O Ministério Público deduziu acusação pela prática de crime de ameaças porque "durante uma discussão, o arguido ameaçou o ofendido, dizendo que lhe dava um tiro nos cornos (...)". 

O Juiz decidiu não receber a acusação "porque inexiste crime de ameaças (...) simplesmente pelo facto de o ofendido não ter “cornos”, face a que se trata de um ser humano. (...)”.

O Ministério Público recorreu da decisão, tendo o Tribunal da Relação de Lisboa acolhido o seu recurso, dando-lhe razão, remetendo-se o processo para julgamento entre outros pelos seguintes motivos.
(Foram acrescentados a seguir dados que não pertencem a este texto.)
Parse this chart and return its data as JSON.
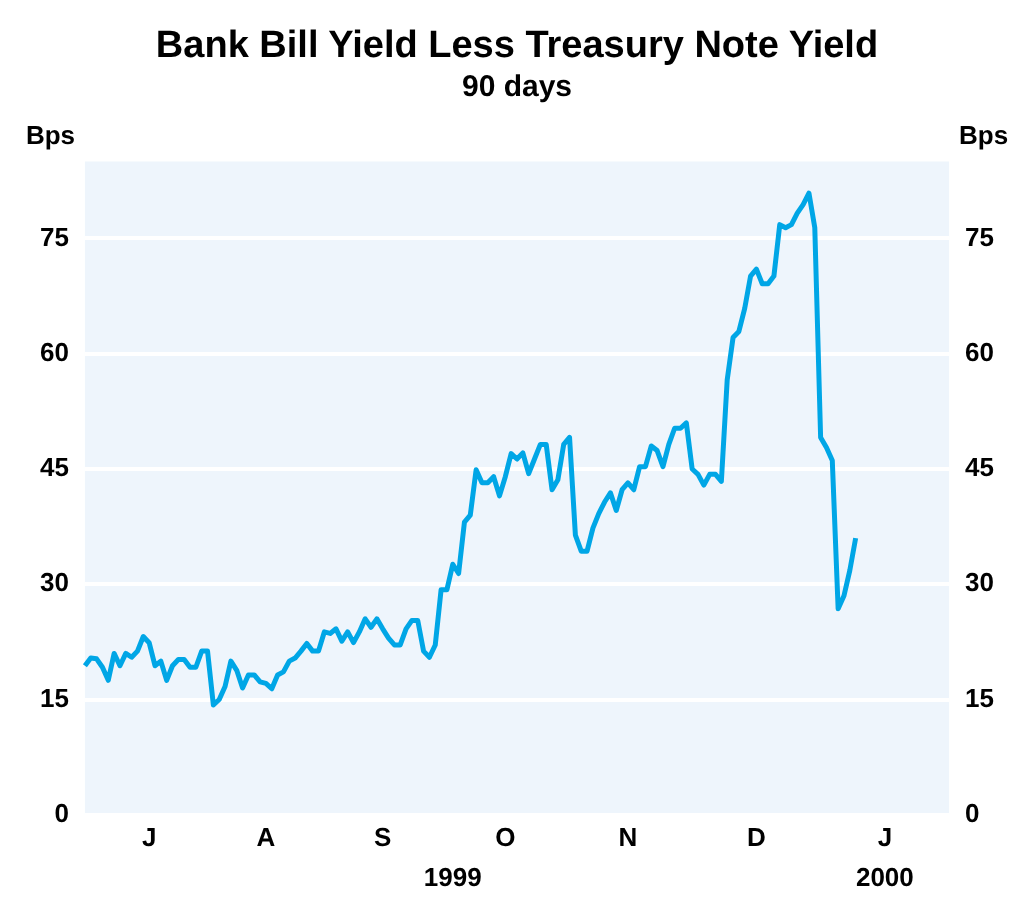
{
  "chart_data": {
    "type": "line",
    "title": "Bank Bill Yield Less Treasury Note Yield",
    "subtitle": "90 days",
    "ylabel": "Bps",
    "y2label": "Bps",
    "categories": [
      null,
      null,
      null,
      null,
      null,
      null,
      null,
      null,
      null,
      null,
      null,
      "J",
      null,
      null,
      null,
      null,
      null,
      null,
      null,
      null,
      null,
      null,
      null,
      null,
      null,
      null,
      null,
      null,
      null,
      null,
      null,
      "A",
      null,
      null,
      null,
      null,
      null,
      null,
      null,
      null,
      null,
      null,
      null,
      null,
      null,
      null,
      null,
      null,
      null,
      null,
      null,
      "S",
      null,
      null,
      null,
      null,
      null,
      null,
      null,
      null,
      null,
      null,
      null,
      null,
      null,
      null,
      null,
      null,
      null,
      null,
      null,
      null,
      "O",
      null,
      null,
      null,
      null,
      null,
      null,
      null,
      null,
      null,
      null,
      null,
      null,
      null,
      null,
      null,
      null,
      null,
      null,
      null,
      null,
      "N",
      null,
      null,
      null,
      null,
      null,
      null,
      null,
      null,
      null,
      null,
      null,
      null,
      null,
      null,
      null,
      null,
      null,
      null,
      null,
      null,
      null,
      "D",
      null,
      null,
      null,
      null,
      null,
      null,
      null,
      null,
      null,
      null,
      null,
      null,
      null,
      null,
      null,
      null,
      null,
      null,
      null,
      null,
      null,
      "J",
      null,
      null,
      null,
      null,
      null,
      null,
      null,
      null,
      null,
      null,
      null
    ],
    "series": [
      {
        "color": "#00a6e6",
        "values": [
          19.4,
          20.4,
          20.3,
          19.2,
          17.5,
          21.0,
          19.4,
          21.0,
          20.5,
          21.3,
          23.2,
          22.4,
          19.4,
          20.0,
          17.5,
          19.4,
          20.2,
          20.2,
          19.2,
          19.2,
          21.3,
          21.3,
          14.3,
          15.0,
          16.7,
          20.0,
          18.8,
          16.5,
          18.2,
          18.2,
          17.3,
          17.1,
          16.4,
          18.2,
          18.6,
          20.0,
          20.4,
          21.3,
          22.3,
          21.3,
          21.3,
          23.8,
          23.6,
          24.2,
          22.6,
          23.8,
          22.4,
          23.8,
          25.5,
          24.4,
          25.5,
          24.2,
          23.0,
          22.1,
          22.1,
          24.2,
          25.3,
          25.3,
          21.3,
          20.5,
          22.1,
          29.3,
          29.3,
          32.6,
          31.4,
          38.1,
          39.0,
          44.9,
          43.2,
          43.2,
          44.0,
          41.5,
          44.0,
          47.0,
          46.3,
          47.1,
          44.4,
          46.3,
          48.2,
          48.2,
          42.3,
          43.6,
          48.2,
          49.1,
          36.4,
          34.3,
          34.3,
          37.3,
          39.2,
          40.7,
          41.9,
          39.6,
          42.3,
          43.2,
          42.3,
          45.3,
          45.3,
          48.0,
          47.4,
          45.3,
          48.2,
          50.3,
          50.3,
          51.0,
          45.0,
          44.3,
          42.9,
          44.3,
          44.3,
          43.4,
          56.6,
          62.1,
          62.9,
          65.9,
          70.1,
          71.0,
          69.1,
          69.1,
          70.1,
          76.8,
          76.4,
          76.8,
          78.3,
          79.4,
          80.9,
          76.4,
          49.1,
          47.8,
          46.1,
          26.8,
          28.5,
          31.8,
          36.0,
          null,
          null,
          null,
          null,
          null,
          null,
          null,
          null,
          null,
          null,
          null,
          null,
          null,
          null,
          null,
          null
        ]
      }
    ],
    "ylim": [
      0,
      85
    ],
    "yticks": [
      0,
      15,
      30,
      45,
      60,
      75
    ],
    "y2lim": [
      0,
      85
    ],
    "y2ticks": [
      0,
      15,
      30,
      45,
      60,
      75
    ],
    "annotations": [
      "1999",
      "2000"
    ],
    "grid": "y",
    "legend": false,
    "marker": "none",
    "line_style": "solid"
  }
}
"(...) não se percebe quais as objecções colocadas à integração do crime. Se é por o visado não ter “cornos” estar-se-ia então perante uma tentativa impossível? Parece-nos evidente que não." (...). Será porque por não ter “cornos” não tem de ter medo, já que não é possível ser atingido no que não se tem? (...) não é pouco vulgar dirigir a alguém expressão que inclua a referida terminologia. Assim, quer atribuindo a alguém o facto de "ter cornos" ou de alguém "os andar a pôr a outrem" ou simplesmente de se "ser corno" (...) tem significado conhecido e conotação desonrosa, especialmente se o seu detentor for de sexo masculino (...) Não se duvida que, por analogia, também se utiliza a expressão "dar um tiro nos cornos" ou outras idênticas, face ao corpo do visado, como "levar nos cornos", referindo-se à cabeça, zona vital do corpo humano. Já relativamente à cara se tem preferido, em contexto idêntico, a expressão “focinho” (...)".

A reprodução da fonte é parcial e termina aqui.